I had lunch with Jeffrena today. She is nine years old. Me gusta Jeffrena. She wears her hair high on her head in a little top-knot that looks like a poodle puff. Today she added a Chinese hair stick with several little blue tassels of beads draping off the top--tre chic.

As the class was lining up for lunch, Jeffrena refused to take her place. What I've taken to doing lately with these little moments of protest (or inability to control bodily outbursts like slapping ones neighbor) is telling the child to walk next to me at the end of the line. I take his or her hand, and we go along nicely together.

Somehow this and a brief conversation outside the lunchroom after the rest of the class had been settled wasn't enough to settle my little Jeffrena. So I took the opportunity to invite her to join me at the "Conference Table" in our room for lunch.

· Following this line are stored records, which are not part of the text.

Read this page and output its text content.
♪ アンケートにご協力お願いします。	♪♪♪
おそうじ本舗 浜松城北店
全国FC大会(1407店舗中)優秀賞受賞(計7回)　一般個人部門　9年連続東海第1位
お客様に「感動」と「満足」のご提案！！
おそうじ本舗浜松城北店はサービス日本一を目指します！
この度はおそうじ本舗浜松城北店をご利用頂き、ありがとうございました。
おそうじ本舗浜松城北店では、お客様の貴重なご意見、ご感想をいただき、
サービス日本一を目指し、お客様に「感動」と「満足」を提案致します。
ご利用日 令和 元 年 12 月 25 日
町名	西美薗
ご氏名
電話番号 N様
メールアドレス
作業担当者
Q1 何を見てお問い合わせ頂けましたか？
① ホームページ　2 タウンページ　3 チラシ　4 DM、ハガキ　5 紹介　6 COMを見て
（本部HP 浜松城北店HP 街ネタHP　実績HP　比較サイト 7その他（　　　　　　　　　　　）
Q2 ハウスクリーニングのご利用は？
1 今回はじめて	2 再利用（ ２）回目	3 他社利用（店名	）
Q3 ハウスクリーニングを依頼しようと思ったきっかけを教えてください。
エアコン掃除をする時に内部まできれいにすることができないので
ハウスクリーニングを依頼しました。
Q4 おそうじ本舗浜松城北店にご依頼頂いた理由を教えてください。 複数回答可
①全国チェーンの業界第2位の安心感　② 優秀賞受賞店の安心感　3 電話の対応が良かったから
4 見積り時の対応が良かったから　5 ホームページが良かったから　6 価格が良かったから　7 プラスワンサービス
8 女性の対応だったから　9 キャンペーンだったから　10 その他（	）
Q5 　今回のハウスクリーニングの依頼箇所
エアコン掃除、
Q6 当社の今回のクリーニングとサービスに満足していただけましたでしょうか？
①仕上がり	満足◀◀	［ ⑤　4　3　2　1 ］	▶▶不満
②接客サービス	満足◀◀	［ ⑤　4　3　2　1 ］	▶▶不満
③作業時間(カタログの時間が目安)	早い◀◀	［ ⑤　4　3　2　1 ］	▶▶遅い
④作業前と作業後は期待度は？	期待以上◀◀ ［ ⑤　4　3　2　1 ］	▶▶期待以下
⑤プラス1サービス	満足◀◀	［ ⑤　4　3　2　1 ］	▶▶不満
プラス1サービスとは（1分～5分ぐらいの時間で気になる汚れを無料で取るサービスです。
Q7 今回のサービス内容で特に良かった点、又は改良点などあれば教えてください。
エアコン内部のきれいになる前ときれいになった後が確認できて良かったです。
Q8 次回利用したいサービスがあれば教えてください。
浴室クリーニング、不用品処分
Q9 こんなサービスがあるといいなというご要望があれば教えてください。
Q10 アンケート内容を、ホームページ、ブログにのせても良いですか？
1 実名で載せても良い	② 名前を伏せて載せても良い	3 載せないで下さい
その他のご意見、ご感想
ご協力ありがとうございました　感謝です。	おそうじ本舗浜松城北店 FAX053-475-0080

She told me all her troubles, how Lacey sneezed on her, twice, how Itima wants to beat her up, how Lorna doesn't want to be her friend anymore. Most of the trouble centers around the idea that no one wants to be her friend. Luz says she walks too slow on the line. So, I asked, "Did you try to walk a little faster? Maybe Luz doesn't want to get in trouble." This is when Jeffrena says that if she walks fast she might have an asthma attack--that it happened to her one time when she and her aunt were hurrying somewhere. Jeffrena is a slow walker, I've noticed this about her. She's cautious. So I talked to her for a long time about how scary it is to have asthma attacks. She told me that one time in class she felt one coming on and cried a little, but it didn't happen. She didn't tell anyone. I told her that that was brave. Then she told me that she tried to explain why she walks slow to some of the girls, but they didn't care.

The gist of the talk was for little Jeffrena to focus on the positive--those children who do want to be her friend, rather than those who cause her angst, and even if it is only one friend, that that is her blessing. She went on again about this child and that, but I quietly repeated my words and told her to think about them. After school she hugged me and said she was glad she had someone to talk to. I'm very glad I had someone to talk to too.